Ramos, who plays his club football for Benfica, started ahead of Cristiano Ronaldo. Not only did he put in an all-around performance, but he scored a hat trick as Portugal cruised to victory. As you might expect, that has supporters around the world dreaming of their favorite club signing the youngster.
And, as much as I hate to rain on everyone’s collective parade, there is one glaring issue: Goncalo Ramos’ release clause.
Goncalo Ramos burst onto the global soccer scene with a World Cup hat trick
As anyone who’s ever sat through a drab 0-0 draw can confirm, scoring a single goal can be challenging. Recording three in a single game, let alone a World Cup knockout match, is a feat worth appreciating. And, after his hat trick against Switzerland, the soccer world is giving Goncalo Ramos a standing ovation.
The Benfica man started in place of Cristiano Ronaldo — manager Fernando Santos insisted it was a tactical choice, not a disciplinary one — and Ramos made the most of his opportunity. He played a complete game, running off the ball, providing pressing triggers, and just looking like a modern striker. Oh yeah, and he also scored three goals in three different ways. One was a powerful finish after receiving a pass in the box, the second came from a near-post run, and the third featured the forward getting involved in transition before latching onto a through ball.
That all-around performance has grabbed the headlines and gotten fans dreaming about a big transfer. Could Ramos be this year’s James Rodriguez and turn the World Cup into a move to a soccer superpower?
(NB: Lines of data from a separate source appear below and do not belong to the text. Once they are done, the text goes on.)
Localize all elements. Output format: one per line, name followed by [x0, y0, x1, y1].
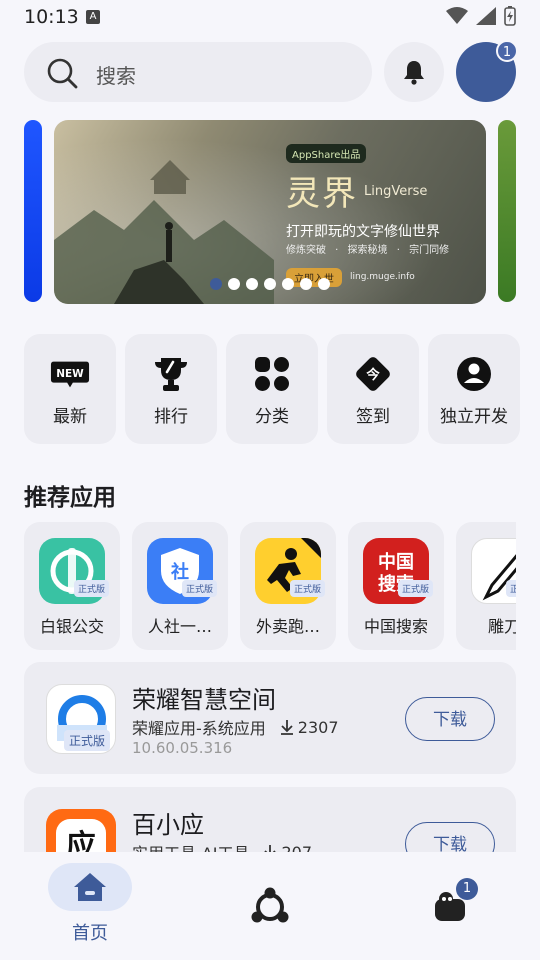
avatar-badge: 1 — [496, 40, 518, 62]
banner-features: 修炼突破 · 探索秘境 · 宗门同修 — [286, 245, 450, 256]
battery-charging-icon — [504, 6, 516, 26]
category-label: 排行 — [154, 407, 188, 427]
category-label: 分类 — [255, 407, 289, 427]
recommend-app[interactable]: 正式版 雕刀 — [456, 522, 516, 650]
home-icon — [74, 873, 106, 901]
app-meta: 实用工具-AI工具 207 — [132, 840, 312, 852]
category-label: 签到 — [356, 407, 390, 427]
banner-pavilion-art — [54, 160, 274, 304]
carousel-dot[interactable] — [246, 278, 258, 290]
avatar[interactable]: 1 — [456, 40, 518, 102]
carousel-next-slide[interactable] — [498, 120, 516, 302]
category-classify[interactable]: 分类 — [226, 334, 318, 444]
svg-text:今: 今 — [366, 366, 380, 383]
wifi-icon — [446, 7, 468, 24]
category-indie[interactable]: 独立开发 — [428, 334, 520, 444]
app-name: 白银公交 — [39, 617, 104, 636]
carousel-dot[interactable] — [210, 278, 222, 290]
app-name: 中国搜索 — [363, 617, 428, 636]
recommend-title: 推荐应用 — [24, 485, 116, 511]
app-version: 10.60.05.316 — [132, 739, 233, 757]
app-icon: 应 — [46, 809, 116, 852]
new-icon: NEW — [50, 361, 90, 388]
category-rank[interactable]: 排行 — [125, 334, 217, 444]
app-name: 雕刀 — [487, 617, 516, 636]
app-category: 荣耀应用-系统应用 — [132, 719, 266, 738]
app-list-item[interactable]: 正式版 荣耀智慧空间 荣耀应用-系统应用 2307 10.60.05.316 下… — [24, 662, 516, 774]
release-badge: 正式版 — [506, 580, 516, 597]
nav-me-badge: 1 — [456, 878, 478, 900]
banner-url: ling.muge.info — [350, 272, 415, 282]
banner-title-en: LingVerse — [364, 184, 428, 199]
download-count: 2307 — [297, 717, 339, 737]
release-badge: 正式版 — [74, 580, 110, 597]
bottom-nav: 首页 1 — [0, 852, 540, 960]
download-count: 207 — [281, 842, 312, 853]
category-new[interactable]: NEW 最新 — [24, 334, 116, 444]
checkin-icon: 今 — [356, 357, 390, 391]
grid-icon — [255, 357, 289, 391]
search-placeholder: 搜索 — [96, 64, 136, 88]
carousel-dot[interactable] — [228, 278, 240, 290]
app-name: 荣耀智慧空间 — [132, 686, 276, 714]
category-shortcuts: NEW 最新 排行 分类 今 签到 独立开发 — [24, 334, 520, 444]
app-meta: 荣耀应用-系统应用 2307 — [132, 715, 339, 739]
nav-community-tab[interactable] — [248, 884, 292, 928]
app-name: 外卖跑… — [255, 617, 320, 636]
recommend-app[interactable]: 正式版 外卖跑… — [240, 522, 336, 650]
baixiaoying-icon: 应 — [56, 819, 106, 852]
search-bar[interactable]: 搜索 — [24, 42, 372, 102]
release-badge: 正式版 — [64, 730, 111, 751]
community-icon — [251, 887, 289, 923]
category-checkin[interactable]: 今 签到 — [327, 334, 419, 444]
app-list[interactable]: 正式版 荣耀智慧空间 荣耀应用-系统应用 2307 10.60.05.316 下… — [0, 662, 540, 852]
app-name: 人社一… — [147, 617, 212, 636]
svg-text:NEW: NEW — [56, 368, 84, 380]
download-count-icon — [264, 845, 277, 852]
carousel-dot[interactable] — [282, 278, 294, 290]
carousel-dot[interactable] — [264, 278, 276, 290]
carousel-dot[interactable] — [318, 278, 330, 290]
recommend-app[interactable]: 社 正式版 人社一… — [132, 522, 228, 650]
recommend-app[interactable]: 中国 搜索 正式版 中国搜索 — [348, 522, 444, 650]
trophy-icon — [155, 358, 187, 391]
release-badge: 正式版 — [290, 580, 326, 597]
notifications-button[interactable] — [384, 42, 444, 102]
app-category: 实用工具-AI工具 — [132, 840, 249, 852]
signal-icon — [476, 7, 496, 25]
recommend-carousel[interactable]: 正式版 白银公交 社 正式版 人社一… 正式版 外卖跑… 中国 搜索 正式版 中国… — [24, 522, 516, 650]
banner-subtitle: 打开即玩的文字修仙世界 — [286, 224, 440, 240]
carousel-dot[interactable] — [300, 278, 312, 290]
person-icon — [457, 357, 491, 391]
app-list-item[interactable]: 应 百小应 实用工具-AI工具 207 下载 — [24, 787, 516, 852]
status-bar: 10:13 A — [0, 0, 540, 34]
app-name: 百小应 — [132, 811, 204, 839]
banner-title: 灵界 — [286, 174, 358, 214]
input-method-icon: A — [86, 10, 100, 24]
recommend-app[interactable]: 正式版 白银公交 — [24, 522, 120, 650]
category-label: 最新 — [53, 407, 87, 427]
download-button[interactable]: 下载 — [405, 822, 495, 852]
search-icon — [47, 58, 78, 89]
nav-home-tab[interactable] — [48, 863, 132, 911]
bell-icon — [404, 61, 424, 85]
category-label: 独立开发 — [440, 407, 508, 427]
release-badge: 正式版 — [398, 580, 434, 597]
svg-text:应: 应 — [66, 829, 96, 852]
carousel-prev-slide[interactable] — [24, 120, 42, 302]
release-badge: 正式版 — [182, 580, 218, 597]
status-time: 10:13 — [24, 6, 79, 28]
svg-text:中国: 中国 — [378, 551, 414, 573]
nav-home-label: 首页 — [72, 923, 108, 944]
carousel-indicator — [210, 278, 330, 290]
nav-me-tab[interactable]: 1 — [428, 878, 478, 928]
download-button[interactable]: 下载 — [405, 697, 495, 741]
status-icons — [446, 6, 516, 26]
banner-slide[interactable]: AppShare出品 灵界 LingVerse 打开即玩的文字修仙世界 修炼突破… — [54, 120, 486, 304]
banner-tag: AppShare出品 — [286, 144, 367, 163]
download-count-icon — [280, 720, 293, 735]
Goncalo Ramos’ contract means that Benfica aren’t under pressure to sell
One of the factors in a potential transfer is how much the original club needs to sell. If there’s financial pressure or a player is in the last year of their contract, the brass might bite the bullet to get some extra cash into the coffers.
Benfica, however, won’t be in that position.
From a contractual perspective, Goncalo Ramos is tied down until 2025 (h/t The Athletic). That means Benfica won’t be feeling the pressure to sell him at one specific time. If they don’t receive a reasonable offer in January, for example, they can wait until the summer. Should the bids still be unacceptable, the can could keep bouncing further and further down the road.
And at a club level, it’s also worth noting that Benfica are in the Champions League Round of 16 and have a comfortable tie against Club Brugge. While their finances haven’t been ideal over the past two years — you can check out an in-depth Swiss Ramble thread if you’re curious about the nuts and bolts — pushing deeper into European competition and sitting atop Portugal’s Liga Nos will provide a bit more financial cushion.
How old is Goncalo Ramos?
Soccer, perhaps more than any other sport, prioritizes youth. Goncalo Ramos and Benfica have that on their side.
The striker is 21 years old, which puts him in a sweet spot. While there’s still room for him to grow, he hasn’t just burst onto the scene. There will be enough data on him so that clubs around Europe will feel like they can make a legitimate offer rather than simply taking a shot in the dark.
Ramos’ age also provides some insurance for the buying club. Should the forward fail to settle into a hypothetical move, he’ll still retain some resale value. Losing a bit of money will sting, but recouping 50% of your outlay is certainly better than buying a 30-year-old and either buying him out or keeping him on the bench because he’s unsellable.
That age-based reality, however, can be good or bad, depending on your perspective. While buying teams will feel more comfortable purchasing Goncalo Ramos, Benfica will also know that reality and can leverage those advantages into a higher price.
Goncalo Ramos release clause: Benfica hold all the cards here
Thus far, we’ve laid out some reasons why buying Goncalo Ramos could be a costly endeavor. Now, we’re reaching the real elephant in the room.
For those who are unfamiliar with soccer, some players have release clauses written into their contracts. A release clause is a sum that, if paid, will release the player in question from their current contract, allowing to join the club that paid it. They’re often incredibly high — think a “stupid money” price — and Ramos’ is no exception.
So, how large is Goncalo Ramos’ release clause? According to The Athletic, roughly $125 million.
And while it’s unlikely that any club is going to pay that sum, it means that Benfica do hold the ultimate trump card. Since there’s an established price already set, the Portuguese club can’t really be bullied at this point in time. They can simply point to the release clause, and should someone offer a sizable sum, maybe they’ll accept the bid. If it’s not satisfactory, they can try again next transfer window.
Given his obvious potential and the fact that Benfica, with all due respect, is a selling club, it’s safe to assume that Goncalo Ramos will be making a big-time move sooner rather than later. As things currently stand, though, that transfer will 1) be pretty price and 2) probably won’t happen immediately.